Cette série d’attentats sans précédent a été menée alors que l’EI fait face à une pression croissante en Syrie comme en Irak, où les forces gouvernementales ont lancé lundi la bataille pour chasser les jihadistes de la ville de Fallouja, à l’ouest de Bagdad.

L’EI a par ailleurs revendiqué lundi un sanglant double attentat au Yémen, qui a fait au moins 41 morts et visait de jeunes recrues de l’armée à Aden, dans le sud de ce pays en guerre.

– « Ville paralysée » –

A Tartous, deux kamikazes se sont fait exploser à l’intérieur de la gare routière et une voiture piégée a ensuite explosé à l’extérieur, selon une source policière.

« C’est la première fois qu’on entend des explosions à Tartous et qu’on voit des morts et des corps démembrés », a témoigné Chadi Osmane, un employé de banque de 42 ans qui s’est rendu sur les lieux.

Un quart d’heure après, des explosions se sont produites simultanément à Jablé, à 60 km au nord, devant la gare routière, la compagnie d’électricité et deux hôpitaux, a indiqué à l’AFP une source policière. La télévision syrienne a montré des carcasses carbonisées d’autobus, du sang, de la fumée et des débris.
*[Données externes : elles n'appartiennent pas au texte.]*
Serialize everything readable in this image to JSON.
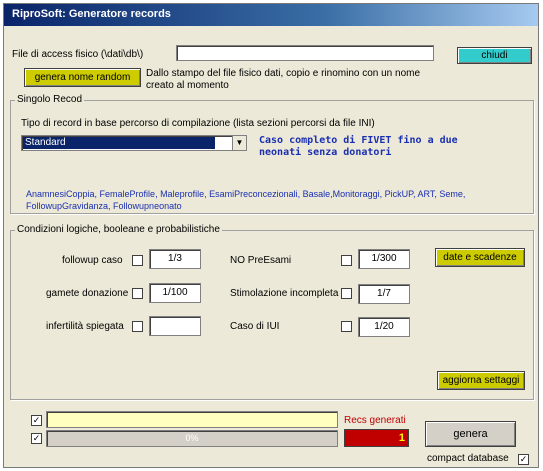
{
  "window": {
    "title": "RiproSoft: Generatore records"
  },
  "file_section": {
    "file_label": "File di access fisico (\\dati\\db\\)",
    "file_value": "",
    "close_label": "chiudi",
    "random_label": "genera nome random",
    "description": "Dallo stampo del file fisico dati, copio e rinomino con un nome creato al momento"
  },
  "single_record": {
    "group_title": "Singolo Recod",
    "type_label": "Tipo di record in base percorso di compilazione (lista sezioni percorsi da file INI)",
    "selected_type": "Standard",
    "case_description": "Caso completo di FIVET fino a due neonati senza donatori",
    "sections_list": "AnamnesiCoppia, FemaleProfile, Maleprofile, EsamiPreconcezionali, Basale,Monitoraggi, PickUP, ART, Seme, FollowupGravidanza, Followupneonato"
  },
  "conditions": {
    "group_title": "Condizioni logiche, booleane e probabilistiche",
    "followup_label": "followup caso",
    "followup_value": "1/3",
    "gamete_label": "gamete donazione",
    "gamete_value": "1/100",
    "infert_label": "infertilità spiegata",
    "infert_value": "",
    "nopre_label": "NO PreEsami",
    "nopre_value": "1/300",
    "stim_label": "Stimolazione incompleta",
    "stim_value": "1/7",
    "iui_label": "Caso di IUI",
    "iui_value": "1/20",
    "dates_button": "date e scadenze",
    "update_button": "aggiorna settaggi"
  },
  "footer": {
    "progress_text": "0%",
    "progress_percent": 0,
    "recs_label": "Recs generati",
    "recs_value": "1",
    "generate_label": "genera",
    "compact_label": "compact database",
    "check_mark": "✓"
  },
  "colors": {
    "yellow_field": "#ffffc0",
    "red_counter": "#c00000",
    "teal_button": "#33cccc",
    "yellow_button": "#cccc00"
  }
}
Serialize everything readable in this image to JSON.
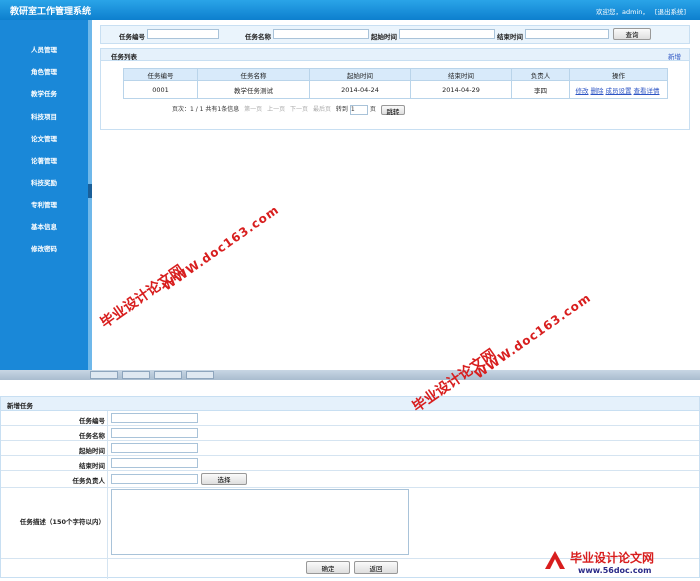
{
  "header": {
    "app_title": "教研室工作管理系统",
    "welcome": "欢迎您，admin，",
    "logout": "[退出系统]"
  },
  "sidebar": {
    "items": [
      {
        "label": "人员管理"
      },
      {
        "label": "角色管理"
      },
      {
        "label": "教学任务"
      },
      {
        "label": "科技项目"
      },
      {
        "label": "论文管理"
      },
      {
        "label": "论著管理"
      },
      {
        "label": "科技奖励"
      },
      {
        "label": "专利管理"
      },
      {
        "label": "基本信息"
      },
      {
        "label": "修改密码"
      }
    ]
  },
  "search": {
    "task_no_label": "任务编号",
    "task_name_label": "任务名称",
    "start_label": "起始时间",
    "end_label": "结束时间",
    "query_button": "查询"
  },
  "list": {
    "title": "任务列表",
    "add_link": "新增",
    "columns": [
      "任务编号",
      "任务名称",
      "起始时间",
      "结束时间",
      "负责人",
      "操作"
    ],
    "rows": [
      {
        "no": "0001",
        "name": "教学任务测试",
        "start": "2014-04-24",
        "end": "2014-04-29",
        "owner": "李四"
      }
    ],
    "ops": [
      "修改",
      "删除",
      "成员设置",
      "查看详情"
    ],
    "pager": {
      "summary": "页次：1 / 1 共有1条信息",
      "first": "第一页",
      "prev": "上一页",
      "next": "下一页",
      "last": "最后页",
      "goto_label": "转到",
      "goto_value": "1",
      "page_unit": "页",
      "jump_button": "跳转"
    }
  },
  "form": {
    "title": "新增任务",
    "fields": {
      "task_no": "任务编号",
      "task_name": "任务名称",
      "start": "起始时间",
      "end": "结束时间",
      "owner": "任务负责人",
      "desc": "任务描述（150个字符以内）"
    },
    "select_button": "选择",
    "confirm_button": "确定",
    "back_button": "返回"
  },
  "watermark": {
    "text": "毕业设计论文网",
    "url": "WWW.doc163.com",
    "logo_title": "毕业设计论文网",
    "logo_url": "www.56doc.com"
  },
  "colors": {
    "header": "#0d7fce",
    "sidebar": "#1a88d8",
    "watermark": "#d81e1e",
    "link": "#2d55c4"
  }
}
L’OSDH a fait état d’un bilan de 148 morts, la quasi-totalité des civils, dont au moins huit enfants. Il y a au moins 78 morts selon l’agence officielle Sana.
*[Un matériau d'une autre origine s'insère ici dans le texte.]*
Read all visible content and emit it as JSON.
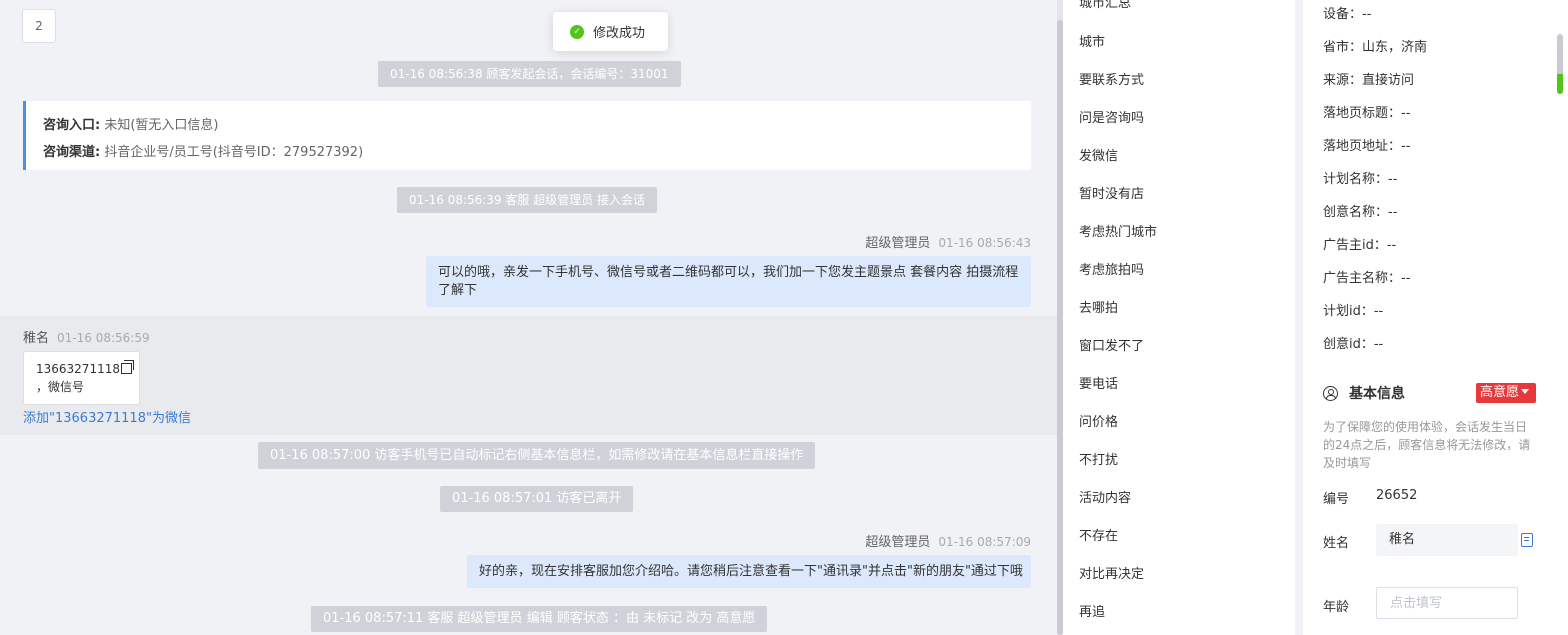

« J’ai vu de ma fenêtre des gens courir terrorisés, les magasins ont fermé et la ville est entièrement paralysée », a raconté Merhi, un peintre.

Selon l’ONG Human Rights Watch (HRW), ces attentats visant délibérément des civils s’apparentent à des « crimes de guerre ».
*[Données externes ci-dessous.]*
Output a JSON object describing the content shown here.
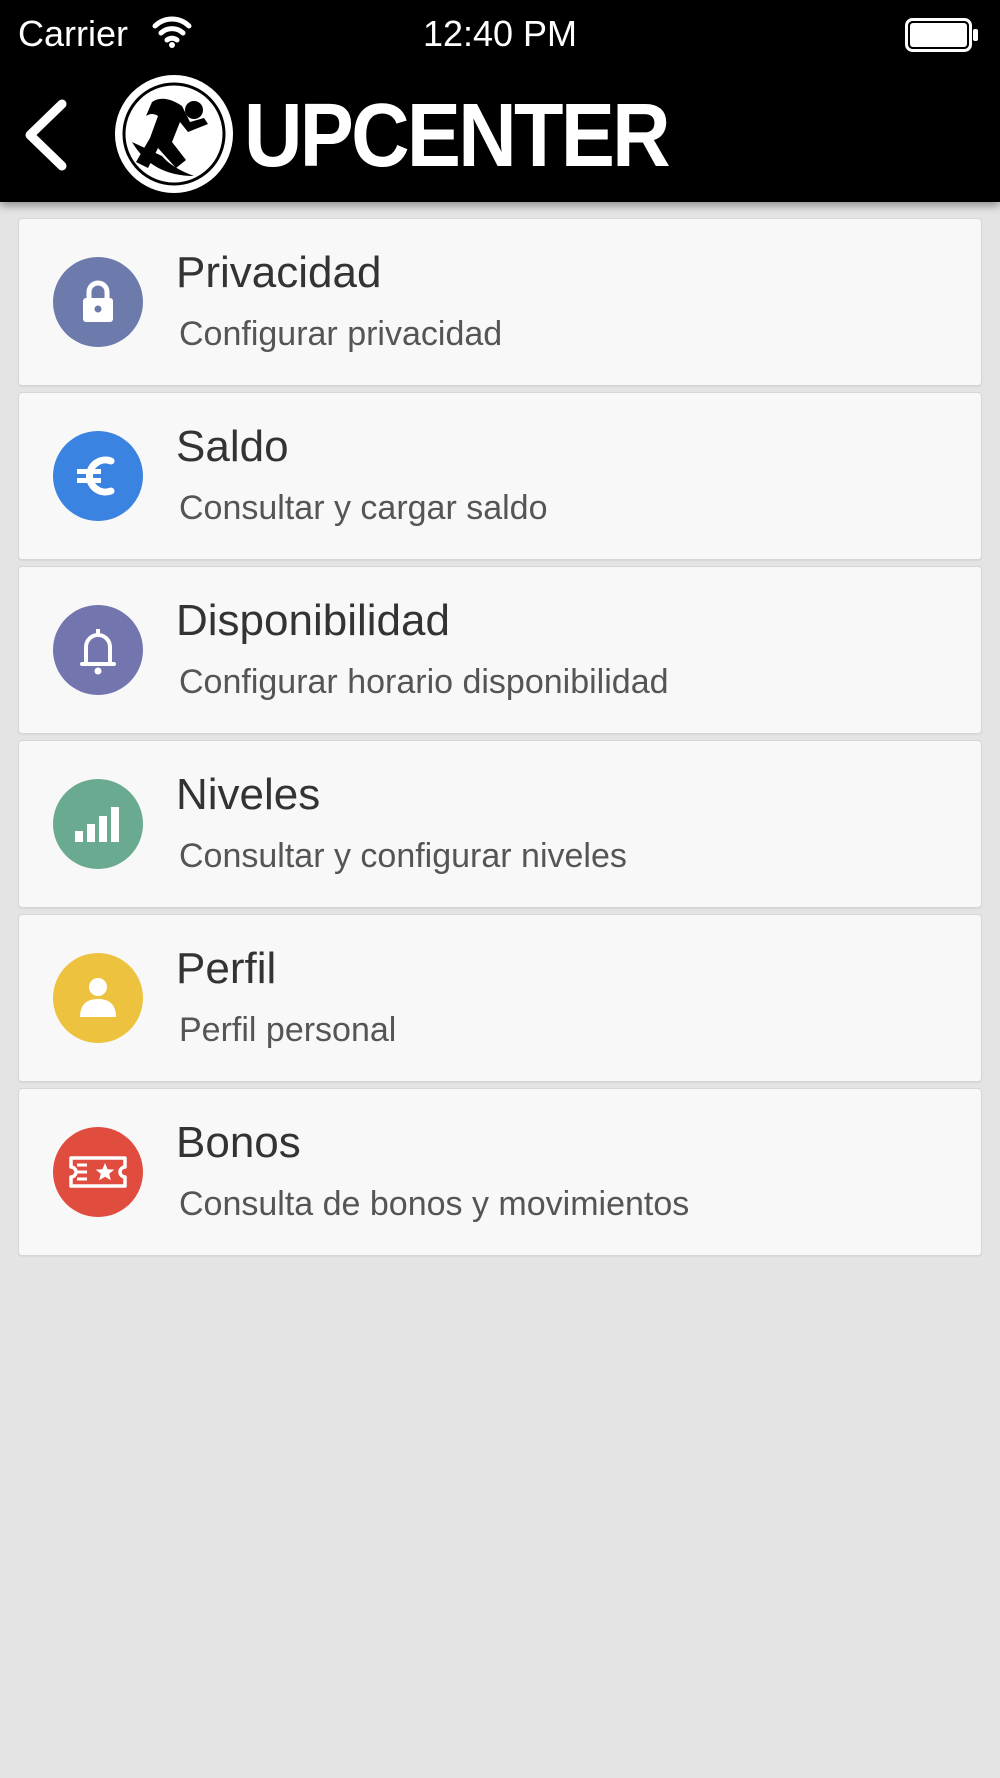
{
  "status_bar": {
    "carrier": "Carrier",
    "time": "12:40 PM"
  },
  "header": {
    "logo_text": "UPCENTER"
  },
  "menu": {
    "items": [
      {
        "title": "Privacidad",
        "subtitle": "Configurar privacidad",
        "icon": "lock-icon",
        "color": "#6d7aac"
      },
      {
        "title": "Saldo",
        "subtitle": "Consultar y cargar saldo",
        "icon": "euro-icon",
        "color": "#3a83e0"
      },
      {
        "title": "Disponibilidad",
        "subtitle": "Configurar horario disponibilidad",
        "icon": "bell-icon",
        "color": "#7375ae"
      },
      {
        "title": "Niveles",
        "subtitle": "Consultar y configurar niveles",
        "icon": "signal-bars-icon",
        "color": "#6aaa90"
      },
      {
        "title": "Perfil",
        "subtitle": "Perfil personal",
        "icon": "user-icon",
        "color": "#ecc23f"
      },
      {
        "title": "Bonos",
        "subtitle": "Consulta de bonos y movimientos",
        "icon": "ticket-icon",
        "color": "#e04c3e"
      }
    ]
  }
}
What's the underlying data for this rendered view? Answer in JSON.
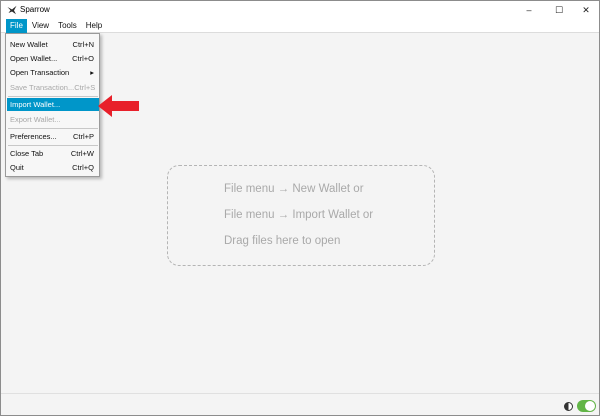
{
  "window": {
    "title": "Sparrow",
    "controls": {
      "minimize": "–",
      "maximize": "☐",
      "close": "✕"
    }
  },
  "menubar": {
    "items": [
      {
        "label": "File",
        "active": true
      },
      {
        "label": "View",
        "active": false
      },
      {
        "label": "Tools",
        "active": false
      },
      {
        "label": "Help",
        "active": false
      }
    ]
  },
  "file_menu": {
    "items": [
      {
        "label": "New Wallet",
        "shortcut": "Ctrl+N",
        "state": "enabled"
      },
      {
        "label": "Open Wallet...",
        "shortcut": "Ctrl+O",
        "state": "enabled"
      },
      {
        "label": "Open Transaction",
        "shortcut": "▸",
        "state": "enabled"
      },
      {
        "label": "Save Transaction...",
        "shortcut": "Ctrl+S",
        "state": "disabled"
      },
      {
        "label": "Import Wallet...",
        "shortcut": "",
        "state": "highlighted"
      },
      {
        "label": "Export Wallet...",
        "shortcut": "",
        "state": "disabled"
      },
      {
        "label": "Preferences...",
        "shortcut": "Ctrl+P",
        "state": "enabled"
      },
      {
        "label": "Close Tab",
        "shortcut": "Ctrl+W",
        "state": "enabled"
      },
      {
        "label": "Quit",
        "shortcut": "Ctrl+Q",
        "state": "enabled"
      }
    ]
  },
  "dropzone": {
    "lines": [
      "File menu → New Wallet or",
      "File menu → Import Wallet or",
      "Drag files here to open"
    ]
  },
  "colors": {
    "accent": "#0096c9",
    "annotation_arrow": "#e8202a",
    "toggle_on": "#62b547"
  }
}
L’EI affirmé dans un communiqué avoir agi en riposte aux bombardements du régime et de son allié russe et a mis en garde contre de « pires » représailles.

Tartous et Jablé accueillent respectivement la base et l’aéroport militaires du contingent russe soutenant les forces gouvernementales dans le conflit syrien.

Le groupe EI n’a pas une importante présence sur la côte syrienne, contrairement au Front Al-Nosra, la branche syrienne d’Al-Qaïda, qui combat le régime dans la province de Lattaquié. Mais l’organisation compte sur ses cellules dormantes pour attaquer ses ennemis.

Dans son communiqué, l’EI évoque la « wilayat al-Sahel » ou « province du littoral ».

Le groupe jihadiste semble ainsi montrer qu’il est toujours opérationnel malgré ses défaites tant dans l’ouest de l’Irak que dans l’est de la Syrie.

Après les attentats, des partisans du régime à Tartous ont agressé des déplacés ayant fui des villes sous contrôle rebelle ou jihadiste, les accusant d’être des soutiens des « terroristes ».